In the subscription page, scroll down and Choose protocol as “Email” and Endpoint would be the email recipient, then hit Create subscription.
After waiting for less than 1 minute, then you will find email like this.
Just click the Confirm subscription.
Just type in the search bar, Cloudwatch.
If we look at the left panel, we can directly select Events → Rules
This is a page of Rules. Just select the Create rule button.
Make sure for the service name we select EC2 in the dropdown. Actually there are many services available here, but this time I only use EC2.
For event types, we can use EC2 Instance State-change Notification.
the use of instance state-change is to see which instances have status, creating, running, stopping, stopped, terminated, etc.
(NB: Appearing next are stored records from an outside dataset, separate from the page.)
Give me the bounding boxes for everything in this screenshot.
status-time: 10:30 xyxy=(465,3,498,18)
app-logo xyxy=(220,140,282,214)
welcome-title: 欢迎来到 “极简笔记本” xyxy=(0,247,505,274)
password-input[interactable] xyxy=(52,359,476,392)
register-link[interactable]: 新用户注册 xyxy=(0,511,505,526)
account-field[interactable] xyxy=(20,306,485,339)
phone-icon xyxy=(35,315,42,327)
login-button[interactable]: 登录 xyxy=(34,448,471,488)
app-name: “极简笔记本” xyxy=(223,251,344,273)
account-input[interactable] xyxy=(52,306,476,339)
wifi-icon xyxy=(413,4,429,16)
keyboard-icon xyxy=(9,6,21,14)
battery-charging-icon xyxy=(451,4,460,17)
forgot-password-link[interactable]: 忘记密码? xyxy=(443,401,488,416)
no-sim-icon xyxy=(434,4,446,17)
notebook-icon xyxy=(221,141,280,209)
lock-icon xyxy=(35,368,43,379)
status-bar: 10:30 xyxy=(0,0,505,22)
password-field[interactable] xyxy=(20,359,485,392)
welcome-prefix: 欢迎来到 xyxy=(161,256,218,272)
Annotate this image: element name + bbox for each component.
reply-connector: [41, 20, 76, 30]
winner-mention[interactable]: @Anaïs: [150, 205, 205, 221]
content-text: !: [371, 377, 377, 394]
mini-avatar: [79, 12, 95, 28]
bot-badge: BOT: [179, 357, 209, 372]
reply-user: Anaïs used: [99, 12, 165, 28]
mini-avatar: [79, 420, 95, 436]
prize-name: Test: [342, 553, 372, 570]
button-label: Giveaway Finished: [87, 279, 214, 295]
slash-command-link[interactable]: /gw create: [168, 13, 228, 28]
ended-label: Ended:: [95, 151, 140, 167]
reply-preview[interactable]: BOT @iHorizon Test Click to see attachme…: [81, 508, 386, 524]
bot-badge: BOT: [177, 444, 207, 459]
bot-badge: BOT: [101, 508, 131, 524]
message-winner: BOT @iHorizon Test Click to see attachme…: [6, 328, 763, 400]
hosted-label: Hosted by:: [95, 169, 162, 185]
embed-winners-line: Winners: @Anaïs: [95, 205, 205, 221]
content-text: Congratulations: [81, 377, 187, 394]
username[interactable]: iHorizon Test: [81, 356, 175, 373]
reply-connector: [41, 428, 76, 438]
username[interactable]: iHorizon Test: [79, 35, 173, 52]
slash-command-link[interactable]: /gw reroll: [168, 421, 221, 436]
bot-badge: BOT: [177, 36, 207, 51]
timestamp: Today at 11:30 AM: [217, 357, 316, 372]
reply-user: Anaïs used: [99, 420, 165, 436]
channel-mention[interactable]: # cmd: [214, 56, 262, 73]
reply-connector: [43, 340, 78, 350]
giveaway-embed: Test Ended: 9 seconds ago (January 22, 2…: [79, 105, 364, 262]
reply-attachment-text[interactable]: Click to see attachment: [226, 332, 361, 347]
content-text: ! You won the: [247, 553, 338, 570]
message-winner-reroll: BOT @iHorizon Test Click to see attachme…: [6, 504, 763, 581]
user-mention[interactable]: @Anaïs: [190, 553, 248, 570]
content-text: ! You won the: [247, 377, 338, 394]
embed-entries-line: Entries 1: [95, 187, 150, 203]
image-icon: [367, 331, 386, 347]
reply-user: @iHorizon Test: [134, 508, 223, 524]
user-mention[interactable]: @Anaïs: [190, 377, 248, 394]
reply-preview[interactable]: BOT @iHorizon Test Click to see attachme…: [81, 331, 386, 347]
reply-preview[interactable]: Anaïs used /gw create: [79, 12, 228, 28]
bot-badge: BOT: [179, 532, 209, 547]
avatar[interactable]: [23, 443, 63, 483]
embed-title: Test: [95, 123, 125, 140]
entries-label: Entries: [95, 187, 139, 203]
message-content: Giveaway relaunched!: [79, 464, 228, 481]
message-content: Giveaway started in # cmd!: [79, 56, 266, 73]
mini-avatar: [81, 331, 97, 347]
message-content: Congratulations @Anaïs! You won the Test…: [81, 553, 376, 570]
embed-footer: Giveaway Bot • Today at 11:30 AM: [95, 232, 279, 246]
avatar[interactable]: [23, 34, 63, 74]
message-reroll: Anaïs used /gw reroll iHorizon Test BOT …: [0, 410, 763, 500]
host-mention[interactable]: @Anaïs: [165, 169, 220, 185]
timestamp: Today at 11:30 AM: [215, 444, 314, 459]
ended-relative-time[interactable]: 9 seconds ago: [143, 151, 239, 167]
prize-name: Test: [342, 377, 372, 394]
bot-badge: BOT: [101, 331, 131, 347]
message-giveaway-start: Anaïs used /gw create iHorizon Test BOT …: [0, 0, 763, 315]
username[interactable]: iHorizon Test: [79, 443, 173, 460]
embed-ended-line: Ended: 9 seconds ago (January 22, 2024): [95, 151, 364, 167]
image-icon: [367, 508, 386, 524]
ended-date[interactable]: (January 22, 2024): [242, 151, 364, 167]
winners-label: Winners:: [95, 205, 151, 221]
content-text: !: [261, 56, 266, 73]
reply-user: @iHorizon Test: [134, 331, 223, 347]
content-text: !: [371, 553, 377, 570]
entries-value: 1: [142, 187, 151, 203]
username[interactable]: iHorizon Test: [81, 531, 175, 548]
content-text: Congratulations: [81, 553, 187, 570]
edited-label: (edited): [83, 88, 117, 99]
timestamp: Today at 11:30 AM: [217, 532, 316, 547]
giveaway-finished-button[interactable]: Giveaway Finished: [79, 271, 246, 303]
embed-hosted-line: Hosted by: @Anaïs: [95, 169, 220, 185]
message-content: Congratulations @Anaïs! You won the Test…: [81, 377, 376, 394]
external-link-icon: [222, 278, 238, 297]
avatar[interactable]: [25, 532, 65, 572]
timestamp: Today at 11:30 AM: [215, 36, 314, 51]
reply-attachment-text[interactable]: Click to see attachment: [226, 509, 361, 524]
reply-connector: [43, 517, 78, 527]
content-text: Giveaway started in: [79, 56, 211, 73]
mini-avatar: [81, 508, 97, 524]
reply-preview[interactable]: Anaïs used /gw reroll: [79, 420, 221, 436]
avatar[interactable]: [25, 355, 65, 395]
From here we will know what is happening in our EC2 instances. But the thing to remember is, if we have set up the automation system, we still have to take action.
Then we go to the target section. Just select Add target.
We can choose SNS topic for this choice.
Since I've made an SNS topic, we just have to choose it.
To configure input, we can expand the dropdown, and then select Input Transformer.
We can watch how input transformer works in the link above.
We can just go straight with the Matches event option, but the form is not really for me. The information produced in JSON form. If you get email notification, and open the email, it would be hard to identify.
We can see how the input transformer works via the link above.
I use an example like this to make it easier to see. If we only use JSON, it will be more difficult to read it in the email notification.
When everything is done, we just need to select the Configure details button, at the bottom right.
After that, the Name and Description will appear, you can fill in as you wish. When done, click the Update rule button.
Try shutting down one of the instances, and then see if any email comes in.